Friday, July 31, 1998

A People of Memory



Rabbi Michael Feshbach
Temple Beth Am
Williamsville, New York

It will be a "what I did on my summer vacation tale" I will probably never forget. Although I would like to. We were in San Diego in late June, for a week of vacation prior to a rabbinic convention in Anaheim. We were getting ready to leave San Diego, and we wanted to go to Tijuana for the day. We checked out of the hotel, and got ready to go to Mexico. We never made it. But we suspect that our rented mini-van might have made it there ahead of us.

As Julie was checking out of the hotel, I went to the hotel's parking lot to retrieve the van. I went to the spot where I knew I had parked it... and it was not there. My immediate thought, of course, was the same feeling that many of us have when standing in a parking lot wondering where on earth we had put our car a couple of hours before. My first instinct... was to question my memory. (My memory was fine, by the way. The van -- and our two car seats -- was indeed gone. Next time I'll think twice about that supplemental insurance they offer.)

Memory is a precious and so fluid thing, for individuals -- and for communities.

Sharing and shaping the stories of our lives, we seek to take the seeds of recollection inside of us, and plant them in a permanent way, to move from story to history. Just as it is important for people to share the stories of themselves with others, so, too, must a community from time to time seek to assure itself about the future by recalling a continuity with the past. To review the journey. To tell the tale. To share the story of yesterday with the community of today.

We Jews have been called a people of memory. We are blessed with a long tale to tell, with a journey that has lasted for almost four thousand years. We are burdened with moments of torture and pain, ennobled by visions of glory, and triumph, and the simple and sublime transmission of our heritage, from generation, to generation, to generation.

And yet, as I stood there in that parking lot in San Diego questioning memory and sanity, I learned another lesson as well. That we are shaped by our memory, but we are not fully defined by it. For there are times when the stories -- and answers -- of the past fail to soothe the soul. There are times when, in panic or consternation, they fail to come to mind. And there are times, as well, when doing things just because that is how they have always been done will not do at all.

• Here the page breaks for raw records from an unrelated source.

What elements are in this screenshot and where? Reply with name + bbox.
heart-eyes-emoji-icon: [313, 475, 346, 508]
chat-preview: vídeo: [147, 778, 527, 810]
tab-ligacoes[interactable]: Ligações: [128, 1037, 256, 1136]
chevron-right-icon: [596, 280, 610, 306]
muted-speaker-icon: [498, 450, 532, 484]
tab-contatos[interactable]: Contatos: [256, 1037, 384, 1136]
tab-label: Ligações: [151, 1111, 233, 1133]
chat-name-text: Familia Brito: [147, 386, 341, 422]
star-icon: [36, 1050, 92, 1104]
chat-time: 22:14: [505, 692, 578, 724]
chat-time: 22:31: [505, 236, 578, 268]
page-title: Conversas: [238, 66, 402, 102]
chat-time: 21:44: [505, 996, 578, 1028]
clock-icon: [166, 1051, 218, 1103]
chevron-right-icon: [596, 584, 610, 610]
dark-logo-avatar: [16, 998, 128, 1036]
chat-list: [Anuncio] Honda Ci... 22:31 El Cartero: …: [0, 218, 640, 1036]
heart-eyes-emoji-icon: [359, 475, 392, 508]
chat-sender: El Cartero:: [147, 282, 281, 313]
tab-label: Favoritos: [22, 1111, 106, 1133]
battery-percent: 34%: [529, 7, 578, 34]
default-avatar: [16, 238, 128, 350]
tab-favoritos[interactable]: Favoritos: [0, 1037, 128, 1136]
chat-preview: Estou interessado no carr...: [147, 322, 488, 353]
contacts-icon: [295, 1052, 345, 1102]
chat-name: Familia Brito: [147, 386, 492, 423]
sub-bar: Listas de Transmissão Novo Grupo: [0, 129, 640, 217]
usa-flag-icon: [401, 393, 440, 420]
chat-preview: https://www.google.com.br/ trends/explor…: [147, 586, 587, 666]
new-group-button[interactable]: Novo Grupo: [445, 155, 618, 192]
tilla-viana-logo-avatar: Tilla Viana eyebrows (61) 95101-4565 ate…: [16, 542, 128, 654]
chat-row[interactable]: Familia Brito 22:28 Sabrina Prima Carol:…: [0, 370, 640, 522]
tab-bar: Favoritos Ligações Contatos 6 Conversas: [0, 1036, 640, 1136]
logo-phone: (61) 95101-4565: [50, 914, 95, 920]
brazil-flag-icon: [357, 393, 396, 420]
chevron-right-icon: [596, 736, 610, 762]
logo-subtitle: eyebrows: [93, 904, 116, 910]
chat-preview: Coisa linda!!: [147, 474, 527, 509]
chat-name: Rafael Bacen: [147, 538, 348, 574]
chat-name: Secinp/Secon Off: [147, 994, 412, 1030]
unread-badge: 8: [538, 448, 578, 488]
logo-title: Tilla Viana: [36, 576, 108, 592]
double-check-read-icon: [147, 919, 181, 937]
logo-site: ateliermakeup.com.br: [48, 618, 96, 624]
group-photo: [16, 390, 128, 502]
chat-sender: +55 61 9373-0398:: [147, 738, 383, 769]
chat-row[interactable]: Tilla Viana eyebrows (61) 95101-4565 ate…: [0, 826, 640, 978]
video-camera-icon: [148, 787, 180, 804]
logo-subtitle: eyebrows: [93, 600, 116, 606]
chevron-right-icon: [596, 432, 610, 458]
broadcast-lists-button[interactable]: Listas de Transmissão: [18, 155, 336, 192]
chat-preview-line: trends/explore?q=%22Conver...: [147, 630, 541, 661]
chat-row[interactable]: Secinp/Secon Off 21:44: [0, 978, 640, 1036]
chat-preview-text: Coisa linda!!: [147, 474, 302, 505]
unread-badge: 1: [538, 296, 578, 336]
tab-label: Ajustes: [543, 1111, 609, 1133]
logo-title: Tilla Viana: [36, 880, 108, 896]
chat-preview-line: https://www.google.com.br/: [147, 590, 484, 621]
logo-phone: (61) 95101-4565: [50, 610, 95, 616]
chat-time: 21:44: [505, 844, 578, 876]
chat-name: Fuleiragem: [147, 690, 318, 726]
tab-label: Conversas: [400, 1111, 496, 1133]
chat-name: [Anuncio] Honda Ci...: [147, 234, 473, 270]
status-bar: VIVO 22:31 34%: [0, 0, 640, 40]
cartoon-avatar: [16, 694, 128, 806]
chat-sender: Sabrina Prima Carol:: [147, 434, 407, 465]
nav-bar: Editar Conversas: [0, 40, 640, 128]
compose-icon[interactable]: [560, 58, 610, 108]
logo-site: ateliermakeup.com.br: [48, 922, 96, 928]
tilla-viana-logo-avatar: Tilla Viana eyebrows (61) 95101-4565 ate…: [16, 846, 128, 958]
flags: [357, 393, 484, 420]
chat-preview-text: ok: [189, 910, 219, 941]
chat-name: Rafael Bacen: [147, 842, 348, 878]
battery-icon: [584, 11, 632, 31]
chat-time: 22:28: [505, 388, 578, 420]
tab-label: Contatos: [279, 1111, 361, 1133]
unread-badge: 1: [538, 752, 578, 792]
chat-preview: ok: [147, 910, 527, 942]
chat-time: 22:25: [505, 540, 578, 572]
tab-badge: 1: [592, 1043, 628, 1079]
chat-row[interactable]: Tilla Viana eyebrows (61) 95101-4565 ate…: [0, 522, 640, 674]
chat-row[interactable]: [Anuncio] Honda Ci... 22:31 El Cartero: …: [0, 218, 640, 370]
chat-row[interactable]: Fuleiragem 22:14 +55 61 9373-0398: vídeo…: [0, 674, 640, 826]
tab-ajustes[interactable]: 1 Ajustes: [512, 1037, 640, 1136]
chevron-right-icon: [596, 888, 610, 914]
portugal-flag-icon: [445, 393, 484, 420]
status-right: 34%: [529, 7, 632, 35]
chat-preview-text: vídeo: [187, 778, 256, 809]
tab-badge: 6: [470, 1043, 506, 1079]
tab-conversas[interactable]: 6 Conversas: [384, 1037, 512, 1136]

Do you remember the story of the pot roast? (What? You don't? But, you must have heard it somewhere!) A mother, in cooking a meal (this story has only women cooking; it is in no way meant to imply that men can't cook), takes one end of a brisket, cuts it off, and throws it out. She does the same thing to the other end. Her daughter asks her what she is doing. Why she is throwing out the two ends of the meat. (If you are a vegetarian, substitute: tofu loaf. No actual animals were harmed in the writing of this column.) The mother replies: "I don't know. That is the way my mother always cooked the meat. You know, let's go ask her." The pair then go to grandma, who says the same exact thing. The three women now go to the great-grandmother, conveniently still alive and able to answer the troubling question.

"Great grandmother," the young girl asks, "why, when you were baking a brisket, did you cut off one end, throw it away, then cut off another end, and throw it away?" "Oh, that," the woman replied. "I remember doing that! It's because I only had a pot so big," and she gestures, making a size smaller than a whole brisket might have been expected to be.

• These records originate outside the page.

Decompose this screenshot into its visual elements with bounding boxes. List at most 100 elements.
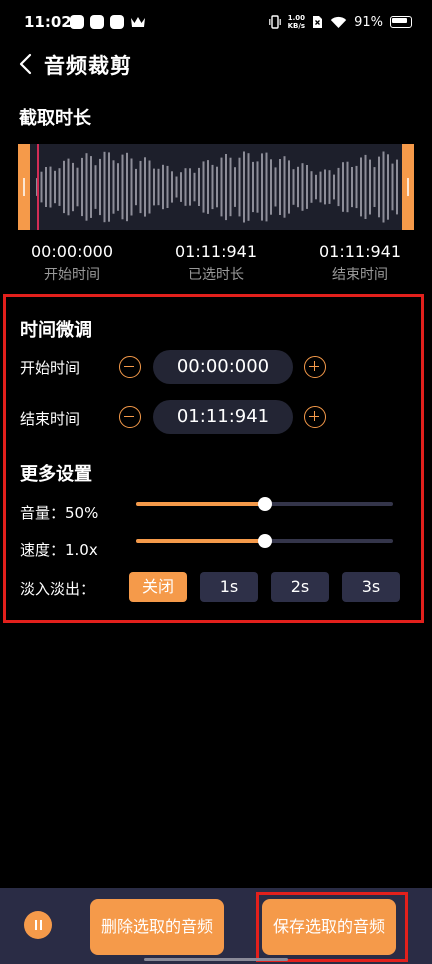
waveform-bar bbox=[189, 168, 191, 206]
battery-percent: 91% bbox=[354, 14, 383, 30]
fine-tune-end-label: 结束时间 bbox=[20, 410, 81, 428]
waveform-bar bbox=[396, 159, 398, 215]
volume-slider-thumb[interactable] bbox=[257, 497, 272, 511]
status-bar: 11:02 1.00 KB/s 91% bbox=[0, 0, 432, 44]
delete-selection-button[interactable]: 删除选取的音频 bbox=[90, 899, 224, 955]
speed-slider-thumb[interactable] bbox=[257, 534, 272, 548]
waveform-bar bbox=[261, 153, 263, 221]
waveform-bar bbox=[270, 159, 272, 215]
volume-slider[interactable] bbox=[136, 497, 393, 511]
waveform-bar bbox=[297, 166, 299, 208]
waveform-bar bbox=[162, 164, 164, 210]
waveform-bar bbox=[346, 161, 349, 213]
waveform-bar bbox=[369, 159, 371, 215]
network-speed-unit: KB/s bbox=[287, 22, 306, 30]
waveform-bar bbox=[144, 157, 146, 217]
waveform-bar bbox=[85, 153, 88, 221]
fade-option-1s[interactable]: 1s bbox=[200, 572, 258, 602]
waveform-bar bbox=[342, 162, 344, 212]
waveform-bar bbox=[130, 158, 133, 216]
waveform-bar bbox=[351, 167, 353, 208]
system-status: 1.00 KB/s 91% bbox=[268, 14, 412, 30]
waveform-bar bbox=[310, 171, 313, 203]
speed-slider-fill bbox=[136, 539, 265, 543]
end-time-field[interactable]: 01:11:941 bbox=[153, 400, 293, 434]
page-title: 音频裁剪 bbox=[44, 54, 132, 78]
waveform-bar bbox=[306, 165, 308, 209]
notification-icons bbox=[70, 15, 146, 29]
waveform-bar bbox=[76, 167, 79, 207]
waveform-bar bbox=[292, 169, 295, 205]
waveform-bar bbox=[238, 157, 241, 217]
waveform-bar bbox=[283, 156, 286, 218]
home-indicator[interactable] bbox=[144, 958, 288, 961]
page-header: 音频裁剪 bbox=[0, 46, 432, 86]
waveform-bar bbox=[58, 168, 61, 206]
selected-duration-block: 01:11:941 已选时长 bbox=[161, 242, 271, 284]
waveform-bar bbox=[247, 153, 250, 221]
speed-slider[interactable] bbox=[136, 534, 393, 548]
waveform-bar bbox=[148, 160, 151, 214]
network-speed-value: 1.00 bbox=[287, 14, 305, 22]
app-notification-icon bbox=[70, 15, 84, 29]
waveform-bar bbox=[175, 176, 178, 198]
crown-icon bbox=[131, 17, 145, 27]
waveform-bar bbox=[166, 165, 169, 208]
waveform-bar bbox=[40, 171, 43, 203]
start-time-field[interactable]: 00:00:000 bbox=[153, 350, 293, 384]
waveform-bar bbox=[378, 156, 380, 218]
pause-icon[interactable] bbox=[24, 911, 52, 939]
waveform-bar bbox=[90, 156, 92, 218]
fade-label: 淡入淡出： bbox=[20, 580, 96, 598]
waveform-bar bbox=[333, 174, 335, 200]
start-plus-button[interactable] bbox=[304, 356, 326, 378]
waveform-bar bbox=[256, 161, 259, 213]
waveform-bar bbox=[243, 151, 245, 223]
vibrate-icon bbox=[268, 15, 281, 29]
waveform-bar bbox=[54, 170, 56, 204]
waveform-bar bbox=[220, 157, 223, 217]
waveform-bar bbox=[135, 168, 137, 206]
start-minus-button[interactable] bbox=[119, 356, 141, 378]
end-plus-button[interactable] bbox=[304, 406, 326, 428]
wifi-icon bbox=[330, 16, 347, 28]
waveform-bar bbox=[153, 168, 155, 206]
start-time-label: 开始时间 bbox=[44, 267, 100, 283]
waveform-bar bbox=[117, 163, 119, 211]
waveform-bar bbox=[202, 161, 205, 213]
waveform-bar bbox=[45, 167, 47, 207]
save-button-highlight bbox=[256, 892, 408, 962]
status-time: 11:02 bbox=[24, 13, 72, 31]
waveform-bar bbox=[72, 162, 74, 212]
end-time-block: 01:11:941 结束时间 bbox=[305, 242, 415, 284]
fade-option-off[interactable]: 关闭 bbox=[129, 572, 187, 602]
waveform-bar bbox=[67, 158, 70, 216]
waveform-bar bbox=[355, 165, 358, 209]
waveform-bar bbox=[184, 168, 187, 206]
fade-option-3s[interactable]: 3s bbox=[342, 572, 400, 602]
trim-section-title: 截取时长 bbox=[19, 108, 91, 129]
end-minus-button[interactable] bbox=[119, 406, 141, 428]
waveform-bar bbox=[94, 165, 97, 209]
waveform-bar bbox=[279, 159, 281, 215]
waveform-bar bbox=[364, 154, 367, 219]
end-time-label: 结束时间 bbox=[332, 267, 388, 283]
waveform-bar bbox=[229, 157, 232, 217]
waveform-bar bbox=[211, 164, 214, 210]
fade-option-2s[interactable]: 2s bbox=[271, 572, 329, 602]
waveform-bar bbox=[207, 160, 209, 214]
waveform-bar bbox=[112, 160, 115, 214]
start-time-block: 00:00:000 开始时间 bbox=[17, 242, 127, 284]
sync-notification-icon bbox=[90, 15, 104, 29]
volume-slider-fill bbox=[136, 502, 265, 506]
waveform-bar bbox=[121, 154, 124, 220]
waveform-bar bbox=[225, 154, 227, 221]
waveform-bar bbox=[337, 167, 340, 207]
waveform-bar bbox=[328, 170, 331, 204]
speed-label: 速度：1.0x bbox=[20, 541, 98, 559]
back-arrow-icon[interactable] bbox=[16, 51, 38, 77]
start-time-value: 00:00:000 bbox=[30, 242, 114, 261]
waveform-bar bbox=[99, 158, 101, 216]
waveform-bar bbox=[319, 171, 322, 203]
waveform-selector[interactable] bbox=[18, 144, 414, 230]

We are, indeed, powerfully shaped by our past, in more ways than we will ever know (except for those of us with the patience, energy and insurance plans to spend multiple years in Freudian-style analysis). But when memory fails, old answers don't work, or something truly new arises, it is the way we adjust, the way we innovate, the way we change that serves as the guarantor of the future.

There is an old, traditional adage that "chadash, asur min haTorah." Anything new, anything innovative, anything not found in the vast data banks of experience of our people's past -- is forbidden by the Torah. But it is an adage of those afraid of change, afraid to stand on that perilous bridge between what was and what may yet come to be.

Memory is one tool which makes us who we are. But there is another. It is called adaptability. And blended, the one with the other, the knowledge of the past and the spontanaity of the moment, the way we react to the new... when the two work together well, that is called growth.

May we all be able to get from here to there in healthy growth... but, also... with all our future rental cars intact.